The brain is a funny thing - it’s smart when it needs to be, but tricked when it’s not paying attention. When you prepare a large portion, your brain finds it harder to tell when you’re full. This leads to overeating, even when the food isn’t particularly high in sugar. 

So, by choosing smaller plates, you can better regulate your caloric and daily sugar intake. And of course, you can still have high-sugar foods on a low sugar diet, but go for half a slice of chocolate cake and supplement the rest with berries or nuts. 


Repeat, Repeat, Repeat

Consistency is key when aiming for a sugar free diet. Establishing new, healthier eating habits takes time and repetition.

If you keep up with your strategies for giving up sugar, you can shift your palate and preferences away from sugary foods. Psychological theory around habit formation states that repeated actions become habits over time. So, if your fingers always rummage in the snack drawer in hopes of snagging a chocolate bar, consciously move toward a piece of fruit, granola, or a no sugar snack like the Almond Cashew bites, instead. 

image of almond cashew bites in a jar with a lime in the background

The more you choose healthier, lower-sugar options, the more natural these choices will become. This can retrain your taste buds to appreciate the natural sweetness of healthy foods and reduce your desire for refined sugar. 


What to Cut Back On

Sometimes, nutritional labels don’t state that a product has ‘sugar’ in it. Instead, they use many different names in their ingredient lists, including: 

  • Glucose
  • Sucrose 
  • Fructose 
  • Dextrose 
  • Cane sugar
  • Maltodextrin 
  • High fructose corn syrup 

And if you want to limit your sugar alternatives too, stay away from products that contain: 

  • Honey 
  • Molasses 
  • Agave syrup 
  • Maple syrup 
  • Coconut sugar 
  • Fruit juice concentrate 

In any case, be careful when doing your grocery shopping. In the US, nutritional labels don’t separate added sugars from natural sugars. Instead, they’re all under an umbrella term - ‘total sugars’. This means there’s almost no way you can know how much of these ‘total sugars’ are added unless you do your own research. 


Finishing Thoughts

Quitting sugar can be a challenging but rewarding journey. Mine was anything but easy, but after some months, I got the hang of it. 

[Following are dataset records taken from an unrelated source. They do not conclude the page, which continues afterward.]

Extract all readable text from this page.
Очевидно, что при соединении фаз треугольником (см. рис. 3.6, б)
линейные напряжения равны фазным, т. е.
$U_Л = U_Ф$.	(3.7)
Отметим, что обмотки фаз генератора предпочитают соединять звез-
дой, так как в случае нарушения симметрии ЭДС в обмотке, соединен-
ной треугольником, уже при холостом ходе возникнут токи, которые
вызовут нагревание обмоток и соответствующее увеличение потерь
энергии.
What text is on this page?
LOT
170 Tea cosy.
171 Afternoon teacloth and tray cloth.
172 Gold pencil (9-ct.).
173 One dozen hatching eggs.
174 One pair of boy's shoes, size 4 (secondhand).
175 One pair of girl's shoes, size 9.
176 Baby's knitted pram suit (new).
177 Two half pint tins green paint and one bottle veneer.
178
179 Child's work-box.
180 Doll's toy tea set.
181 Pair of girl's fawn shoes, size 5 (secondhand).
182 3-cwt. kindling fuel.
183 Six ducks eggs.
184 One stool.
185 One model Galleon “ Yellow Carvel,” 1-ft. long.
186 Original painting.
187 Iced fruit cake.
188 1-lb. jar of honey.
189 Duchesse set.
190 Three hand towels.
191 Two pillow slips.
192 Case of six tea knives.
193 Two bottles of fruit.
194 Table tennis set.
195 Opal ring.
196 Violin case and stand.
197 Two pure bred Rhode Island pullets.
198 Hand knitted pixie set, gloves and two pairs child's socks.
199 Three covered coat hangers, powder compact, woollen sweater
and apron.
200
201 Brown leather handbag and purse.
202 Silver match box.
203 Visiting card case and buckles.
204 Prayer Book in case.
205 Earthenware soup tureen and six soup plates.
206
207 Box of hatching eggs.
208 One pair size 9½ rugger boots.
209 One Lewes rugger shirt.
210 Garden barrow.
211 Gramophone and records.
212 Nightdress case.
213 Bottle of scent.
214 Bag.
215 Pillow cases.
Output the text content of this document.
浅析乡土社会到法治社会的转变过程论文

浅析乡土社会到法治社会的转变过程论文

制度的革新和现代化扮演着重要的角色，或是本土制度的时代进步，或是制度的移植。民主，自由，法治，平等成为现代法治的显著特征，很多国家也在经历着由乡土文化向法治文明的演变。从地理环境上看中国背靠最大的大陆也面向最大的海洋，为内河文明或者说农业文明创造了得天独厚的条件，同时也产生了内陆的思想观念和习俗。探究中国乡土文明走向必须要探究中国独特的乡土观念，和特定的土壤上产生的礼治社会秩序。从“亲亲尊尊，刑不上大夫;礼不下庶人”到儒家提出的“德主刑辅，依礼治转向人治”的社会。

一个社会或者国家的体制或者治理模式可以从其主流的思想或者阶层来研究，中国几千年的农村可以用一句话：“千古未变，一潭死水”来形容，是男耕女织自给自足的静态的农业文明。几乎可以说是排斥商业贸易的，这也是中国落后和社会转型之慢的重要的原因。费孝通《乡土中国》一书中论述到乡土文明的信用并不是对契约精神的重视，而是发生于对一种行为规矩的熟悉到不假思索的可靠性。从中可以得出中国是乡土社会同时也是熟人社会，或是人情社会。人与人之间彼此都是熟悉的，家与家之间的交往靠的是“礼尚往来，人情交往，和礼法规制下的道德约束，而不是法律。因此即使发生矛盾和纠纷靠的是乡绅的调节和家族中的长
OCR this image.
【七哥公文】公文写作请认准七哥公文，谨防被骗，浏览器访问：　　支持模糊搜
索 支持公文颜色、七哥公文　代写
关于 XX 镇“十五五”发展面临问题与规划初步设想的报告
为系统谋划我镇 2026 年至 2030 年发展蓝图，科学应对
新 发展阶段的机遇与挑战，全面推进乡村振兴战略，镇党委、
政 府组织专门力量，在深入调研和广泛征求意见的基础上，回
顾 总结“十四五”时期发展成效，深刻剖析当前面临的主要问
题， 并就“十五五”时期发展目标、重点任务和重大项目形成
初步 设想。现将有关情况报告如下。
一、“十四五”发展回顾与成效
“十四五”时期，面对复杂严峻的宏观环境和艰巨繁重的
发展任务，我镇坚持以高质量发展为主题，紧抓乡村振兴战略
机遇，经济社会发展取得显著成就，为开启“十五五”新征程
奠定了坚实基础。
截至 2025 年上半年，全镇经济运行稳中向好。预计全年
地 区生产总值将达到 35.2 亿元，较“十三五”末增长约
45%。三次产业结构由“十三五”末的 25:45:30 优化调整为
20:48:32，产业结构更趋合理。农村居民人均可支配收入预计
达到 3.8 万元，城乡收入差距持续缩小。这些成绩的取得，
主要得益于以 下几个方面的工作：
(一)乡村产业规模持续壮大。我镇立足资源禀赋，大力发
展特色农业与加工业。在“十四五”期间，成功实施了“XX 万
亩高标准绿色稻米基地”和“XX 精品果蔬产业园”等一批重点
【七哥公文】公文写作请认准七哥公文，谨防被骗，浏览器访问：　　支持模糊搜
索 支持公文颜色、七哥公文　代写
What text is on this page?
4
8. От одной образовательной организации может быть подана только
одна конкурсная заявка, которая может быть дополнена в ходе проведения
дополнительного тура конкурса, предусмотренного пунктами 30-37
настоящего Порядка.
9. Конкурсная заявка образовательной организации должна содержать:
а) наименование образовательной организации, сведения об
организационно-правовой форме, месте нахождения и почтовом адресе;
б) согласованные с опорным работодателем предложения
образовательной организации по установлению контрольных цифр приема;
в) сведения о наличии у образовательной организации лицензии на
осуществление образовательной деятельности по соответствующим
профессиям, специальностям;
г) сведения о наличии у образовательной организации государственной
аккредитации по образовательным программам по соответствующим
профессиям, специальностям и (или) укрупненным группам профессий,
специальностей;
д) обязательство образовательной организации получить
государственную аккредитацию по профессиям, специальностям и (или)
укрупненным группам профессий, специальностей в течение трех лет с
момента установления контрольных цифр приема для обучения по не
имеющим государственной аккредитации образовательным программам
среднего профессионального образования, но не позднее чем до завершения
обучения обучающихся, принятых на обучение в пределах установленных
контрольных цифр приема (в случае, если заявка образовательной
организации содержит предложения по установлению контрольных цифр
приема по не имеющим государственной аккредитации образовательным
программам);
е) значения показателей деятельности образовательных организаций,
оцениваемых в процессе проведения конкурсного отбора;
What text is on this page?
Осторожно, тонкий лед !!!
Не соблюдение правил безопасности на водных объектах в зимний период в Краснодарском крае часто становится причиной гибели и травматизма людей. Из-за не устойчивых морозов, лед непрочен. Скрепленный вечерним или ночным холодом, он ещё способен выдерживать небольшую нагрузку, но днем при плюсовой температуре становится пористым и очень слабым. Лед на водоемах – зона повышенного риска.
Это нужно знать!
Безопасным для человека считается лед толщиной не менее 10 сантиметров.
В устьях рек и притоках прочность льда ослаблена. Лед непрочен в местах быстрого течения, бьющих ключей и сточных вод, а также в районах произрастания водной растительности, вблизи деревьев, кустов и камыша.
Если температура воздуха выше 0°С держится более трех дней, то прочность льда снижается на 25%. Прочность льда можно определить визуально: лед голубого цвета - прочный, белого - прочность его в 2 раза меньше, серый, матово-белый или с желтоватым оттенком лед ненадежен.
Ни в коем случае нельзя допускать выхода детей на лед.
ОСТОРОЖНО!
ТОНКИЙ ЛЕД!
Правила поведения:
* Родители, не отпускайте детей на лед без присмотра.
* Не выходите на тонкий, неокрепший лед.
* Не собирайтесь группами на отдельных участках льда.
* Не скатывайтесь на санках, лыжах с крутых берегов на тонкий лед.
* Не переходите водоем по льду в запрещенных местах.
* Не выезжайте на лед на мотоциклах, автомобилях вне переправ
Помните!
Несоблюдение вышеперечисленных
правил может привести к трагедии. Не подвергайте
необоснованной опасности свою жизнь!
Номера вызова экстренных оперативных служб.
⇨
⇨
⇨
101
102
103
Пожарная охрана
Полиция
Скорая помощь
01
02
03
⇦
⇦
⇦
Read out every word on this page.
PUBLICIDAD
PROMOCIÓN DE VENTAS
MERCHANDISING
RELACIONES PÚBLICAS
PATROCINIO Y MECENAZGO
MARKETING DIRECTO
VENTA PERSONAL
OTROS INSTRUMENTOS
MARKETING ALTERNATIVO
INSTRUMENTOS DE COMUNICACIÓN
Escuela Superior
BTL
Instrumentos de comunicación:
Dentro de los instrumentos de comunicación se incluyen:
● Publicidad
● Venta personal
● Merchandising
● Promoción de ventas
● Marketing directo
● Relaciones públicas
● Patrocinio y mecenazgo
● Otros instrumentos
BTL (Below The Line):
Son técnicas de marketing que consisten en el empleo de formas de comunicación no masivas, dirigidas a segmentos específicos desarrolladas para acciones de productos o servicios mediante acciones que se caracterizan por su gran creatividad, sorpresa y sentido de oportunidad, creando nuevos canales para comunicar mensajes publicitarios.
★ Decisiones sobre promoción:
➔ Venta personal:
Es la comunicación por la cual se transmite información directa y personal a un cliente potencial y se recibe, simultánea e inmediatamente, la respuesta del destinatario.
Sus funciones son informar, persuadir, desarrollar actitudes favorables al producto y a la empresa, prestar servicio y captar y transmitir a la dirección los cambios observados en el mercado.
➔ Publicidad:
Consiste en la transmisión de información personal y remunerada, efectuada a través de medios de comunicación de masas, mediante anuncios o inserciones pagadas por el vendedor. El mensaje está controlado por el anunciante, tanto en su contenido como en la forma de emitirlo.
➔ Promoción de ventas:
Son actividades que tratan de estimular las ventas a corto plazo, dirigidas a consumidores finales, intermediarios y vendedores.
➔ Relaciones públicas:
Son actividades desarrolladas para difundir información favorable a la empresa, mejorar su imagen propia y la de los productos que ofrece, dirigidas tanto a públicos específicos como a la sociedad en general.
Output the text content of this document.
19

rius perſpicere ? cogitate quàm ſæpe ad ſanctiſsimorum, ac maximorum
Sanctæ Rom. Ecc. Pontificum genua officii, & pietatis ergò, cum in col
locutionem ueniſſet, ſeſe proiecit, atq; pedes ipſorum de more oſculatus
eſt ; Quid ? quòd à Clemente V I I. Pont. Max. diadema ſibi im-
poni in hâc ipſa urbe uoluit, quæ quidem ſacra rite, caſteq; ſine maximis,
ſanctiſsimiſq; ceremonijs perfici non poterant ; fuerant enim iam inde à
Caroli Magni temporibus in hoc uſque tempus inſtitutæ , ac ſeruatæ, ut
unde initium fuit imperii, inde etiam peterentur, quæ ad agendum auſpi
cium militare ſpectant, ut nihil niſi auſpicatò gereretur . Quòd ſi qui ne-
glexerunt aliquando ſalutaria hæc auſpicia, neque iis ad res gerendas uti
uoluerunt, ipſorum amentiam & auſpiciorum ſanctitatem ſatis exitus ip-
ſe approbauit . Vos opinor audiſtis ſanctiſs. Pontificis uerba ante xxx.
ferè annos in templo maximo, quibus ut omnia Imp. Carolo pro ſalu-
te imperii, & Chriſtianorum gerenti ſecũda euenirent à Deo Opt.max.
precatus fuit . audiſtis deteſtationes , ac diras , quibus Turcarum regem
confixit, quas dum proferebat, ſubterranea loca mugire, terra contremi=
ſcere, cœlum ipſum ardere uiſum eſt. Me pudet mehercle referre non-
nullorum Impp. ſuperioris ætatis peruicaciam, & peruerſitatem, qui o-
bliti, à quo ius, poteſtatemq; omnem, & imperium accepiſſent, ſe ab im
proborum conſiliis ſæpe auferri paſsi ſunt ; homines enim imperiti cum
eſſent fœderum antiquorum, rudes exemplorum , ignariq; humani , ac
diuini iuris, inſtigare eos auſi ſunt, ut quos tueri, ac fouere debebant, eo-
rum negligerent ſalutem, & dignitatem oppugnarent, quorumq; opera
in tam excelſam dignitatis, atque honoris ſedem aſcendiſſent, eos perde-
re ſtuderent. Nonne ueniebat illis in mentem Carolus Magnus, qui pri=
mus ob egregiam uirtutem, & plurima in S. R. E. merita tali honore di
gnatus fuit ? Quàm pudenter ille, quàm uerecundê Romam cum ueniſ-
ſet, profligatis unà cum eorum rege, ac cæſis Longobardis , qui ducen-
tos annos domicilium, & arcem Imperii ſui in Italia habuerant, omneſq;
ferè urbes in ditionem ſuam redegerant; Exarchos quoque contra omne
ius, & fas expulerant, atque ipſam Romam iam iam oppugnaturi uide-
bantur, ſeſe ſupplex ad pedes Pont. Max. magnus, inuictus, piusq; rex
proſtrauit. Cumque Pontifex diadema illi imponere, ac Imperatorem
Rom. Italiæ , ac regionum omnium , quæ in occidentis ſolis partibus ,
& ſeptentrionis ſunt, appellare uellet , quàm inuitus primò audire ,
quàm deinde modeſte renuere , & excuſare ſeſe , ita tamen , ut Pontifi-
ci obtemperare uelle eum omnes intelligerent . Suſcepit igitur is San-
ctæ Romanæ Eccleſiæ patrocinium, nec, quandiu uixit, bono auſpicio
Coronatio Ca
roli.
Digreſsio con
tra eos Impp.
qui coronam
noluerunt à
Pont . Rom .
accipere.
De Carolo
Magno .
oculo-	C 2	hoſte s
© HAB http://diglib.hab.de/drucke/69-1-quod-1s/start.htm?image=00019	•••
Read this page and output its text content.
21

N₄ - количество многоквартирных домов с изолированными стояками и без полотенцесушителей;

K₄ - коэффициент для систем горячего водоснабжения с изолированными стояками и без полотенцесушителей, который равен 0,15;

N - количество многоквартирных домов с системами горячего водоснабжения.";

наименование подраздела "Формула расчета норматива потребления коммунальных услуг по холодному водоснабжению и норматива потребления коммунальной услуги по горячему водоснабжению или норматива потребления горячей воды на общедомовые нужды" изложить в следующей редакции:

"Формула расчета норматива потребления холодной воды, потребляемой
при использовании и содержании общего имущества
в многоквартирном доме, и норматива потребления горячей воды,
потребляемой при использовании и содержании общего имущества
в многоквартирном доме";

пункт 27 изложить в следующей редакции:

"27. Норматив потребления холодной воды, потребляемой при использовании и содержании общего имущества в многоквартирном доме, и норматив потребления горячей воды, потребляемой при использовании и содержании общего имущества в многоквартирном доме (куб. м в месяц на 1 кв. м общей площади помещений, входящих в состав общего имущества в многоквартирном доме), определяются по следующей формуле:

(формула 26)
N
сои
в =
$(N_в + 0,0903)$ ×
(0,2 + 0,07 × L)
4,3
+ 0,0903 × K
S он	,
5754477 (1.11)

The most important takeaway is to remember that the key to success is consistency and moderation, not deprivation. 

Learning how to stop eating sugar means understanding and implementing practical strategies into your daily routine, like opting for healthy snacks instead of unhealthy ones. 

Start small, stay consistent, and celebrate your progress along the way. And when you really want that chocolate bar, allow yourself to enjoy it. A balanced approach is the healthiest path forward, after all.